Purpose: To identify visual factors that are significantly associated with increased vehicle crashes in older drivers.
Methods: Several aspects of vision and visual information processing were assessed in 294 drivers aged 55 to 90 years. The sample was stratified with respect to age and crash frequency during the 5-year period before the test date. Variables assessed included eye health status, visual sensory function, the size of the useful field of view, and cognitive status. Crash data were obtained from state records.

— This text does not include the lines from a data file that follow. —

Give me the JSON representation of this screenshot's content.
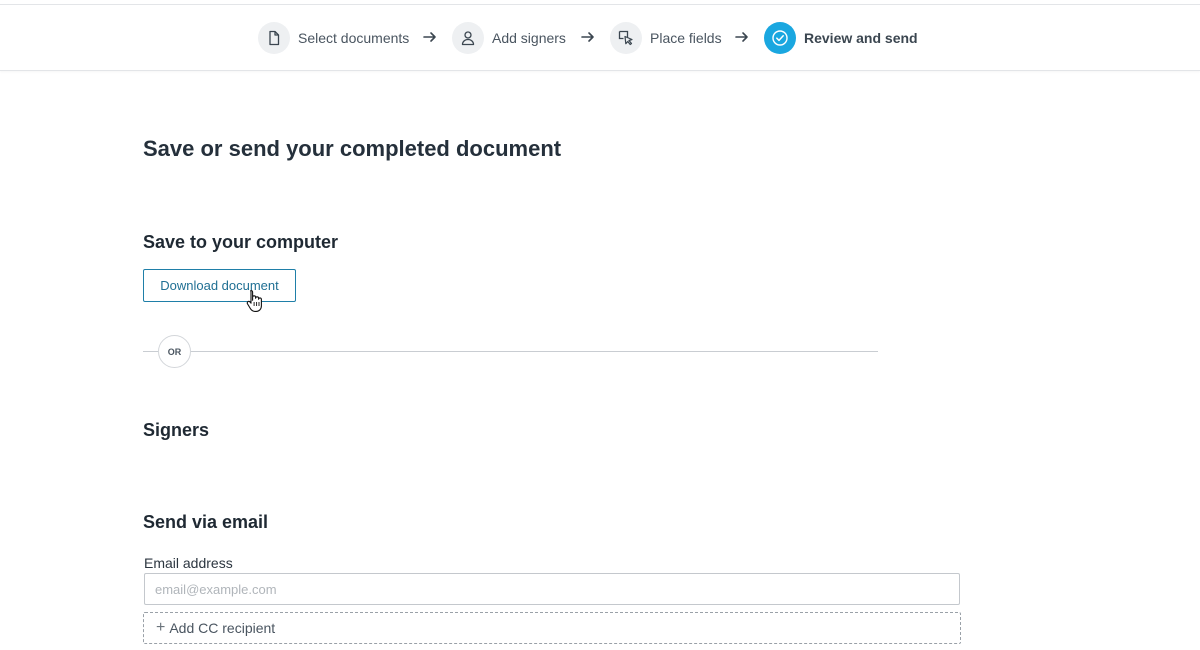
{
  "stepper": {
    "steps": [
      {
        "label": "Select documents",
        "icon": "document-icon",
        "active": false
      },
      {
        "label": "Add signers",
        "icon": "person-icon",
        "active": false
      },
      {
        "label": "Place fields",
        "icon": "place-field-icon",
        "active": false
      },
      {
        "label": "Review and send",
        "icon": "check-circle-icon",
        "active": true
      }
    ]
  },
  "colors": {
    "accent": "#1aa7e0",
    "button_border": "#1f7fa8",
    "step_bg": "#eef0f2"
  },
  "main": {
    "title": "Save or send your completed document",
    "save_section": {
      "heading": "Save to your computer",
      "download_label": "Download document"
    },
    "or_label": "OR",
    "signers_heading": "Signers",
    "email_section": {
      "heading": "Send via email",
      "email_label": "Email address",
      "email_placeholder": "email@example.com",
      "email_value": "",
      "add_cc_label": "Add CC recipient"
    }
  }
}
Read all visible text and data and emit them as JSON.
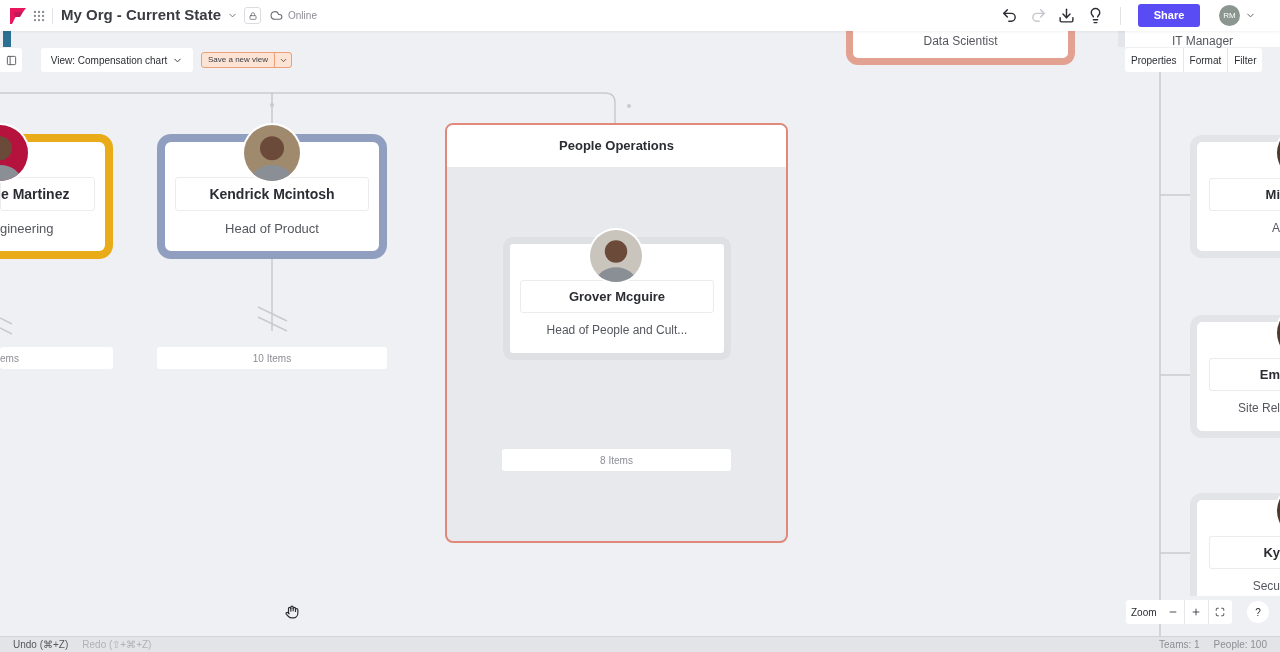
{
  "header": {
    "title": "My Org - Current State",
    "status": "Online",
    "share": "Share",
    "avatar_initials": "RM"
  },
  "toolbar": {
    "view": "View: Compensation chart",
    "save_view": "Save a new view"
  },
  "panel_tabs": [
    "Properties",
    "Format",
    "Filter"
  ],
  "top_cards": [
    {
      "role": "Data Scientist",
      "color": "#e3a191"
    },
    {
      "role": "IT Manager",
      "color": "#e4e5ea"
    }
  ],
  "people": [
    {
      "name": "e Martinez",
      "role": "gineering",
      "color": "#e9ab18",
      "items": "ems"
    },
    {
      "name": "Kendrick Mcintosh",
      "role": "Head of Product",
      "color": "#909ebf",
      "items": "10 Items"
    }
  ],
  "team": {
    "title": "People Operations",
    "member": {
      "name": "Grover Mcguire",
      "role": "Head of People and Cult...",
      "items": "8 Items"
    }
  },
  "right_cards": [
    {
      "name": "Mi",
      "role": "A"
    },
    {
      "name": "Em",
      "role": "Site Rel"
    },
    {
      "name": "Ky",
      "role": "Secu"
    }
  ],
  "zoom": {
    "label": "Zoom",
    "help": "?"
  },
  "status_bar": {
    "undo": "Undo (⌘+Z)",
    "redo": "Redo (⇧+⌘+Z)",
    "teams": "Teams: 1",
    "people": "People: 100"
  }
}
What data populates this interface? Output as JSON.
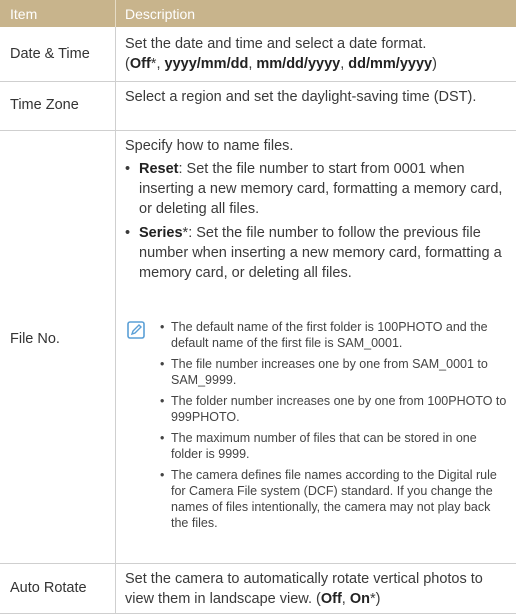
{
  "header": {
    "col_item": "Item",
    "col_desc": "Description"
  },
  "rows": {
    "date_time": {
      "item": "Date & Time",
      "line1": "Set the date and time and select a date format.",
      "formats": {
        "open": "(",
        "off": "Off",
        "star": "*",
        "sep1": ", ",
        "f1": "yyyy/mm/dd",
        "sep2": ", ",
        "f2": "mm/dd/yyyy",
        "sep3": ", ",
        "f3": "dd/mm/yyyy",
        "close": ")"
      }
    },
    "time_zone": {
      "item": "Time Zone",
      "desc": "Select a region and set the daylight-saving time (DST)."
    },
    "file_no": {
      "item": "File No.",
      "intro": "Specify how to name files.",
      "reset_label": "Reset",
      "reset_text": ": Set the file number to start from 0001 when inserting a new memory card, formatting a memory card, or deleting all files.",
      "series_label": "Series",
      "series_star": "*",
      "series_text": ": Set the file number to follow the previous file number when inserting a new memory card, formatting a memory card, or deleting all files.",
      "notes": [
        "The default name of the first folder is 100PHOTO and the default name of the first file is SAM_0001.",
        "The file number increases one by one from SAM_0001 to SAM_9999.",
        "The folder number increases one by one from 100PHOTO to 999PHOTO.",
        "The maximum number of files that can be stored in one folder is 9999.",
        "The camera defines file names according to the Digital rule for Camera File system (DCF) standard. If you change the names of files intentionally, the camera may not play back the files."
      ]
    },
    "auto_rotate": {
      "item": "Auto Rotate",
      "text": "Set the camera to automatically rotate vertical photos to view them in landscape view. (",
      "off": "Off",
      "sep": ", ",
      "on": "On",
      "star": "*",
      "close": ")"
    }
  },
  "colors": {
    "header_bg": "#c8b48c",
    "note_icon": "#5a9fd6",
    "grid": "#cfcfcf"
  },
  "icons": {
    "note": "pencil-note-icon",
    "bullet": "bullet-dot"
  }
}
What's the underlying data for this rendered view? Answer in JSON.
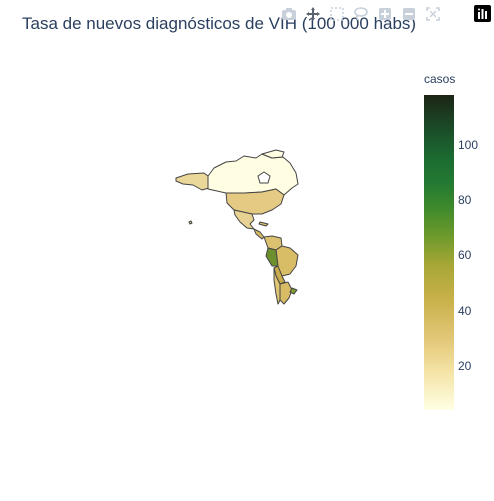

Results: The size of the useful field of view, a test of visual attention, had high sensitivity (89%) and specificity (81%) in predicting which older drivers had a history of crash problems. This level of predictability is unprecedented in research on crash risk in older drivers. Older adults with substantial shrinkage in the useful field of view were six times more likely to have incurred one or more crashes in the previous 5-year period. Eye health status, visual sensory function, cognitive status, and chronological age were significantly correlated with crashes, but were relatively poor at discriminating between crash-involved versus crash-free drivers.
Conclusions: This study suggests that policies that restrict driving privileges based solely on age or on common stereotypes of age-related declines in vision and cognition are scientifically unfounded. With the identification of a visual attention measure highly predictive of crash problems in the elderly, this study points to a way in which the suitability of licensure in the older adult population could be based on objective, performance-based criteria.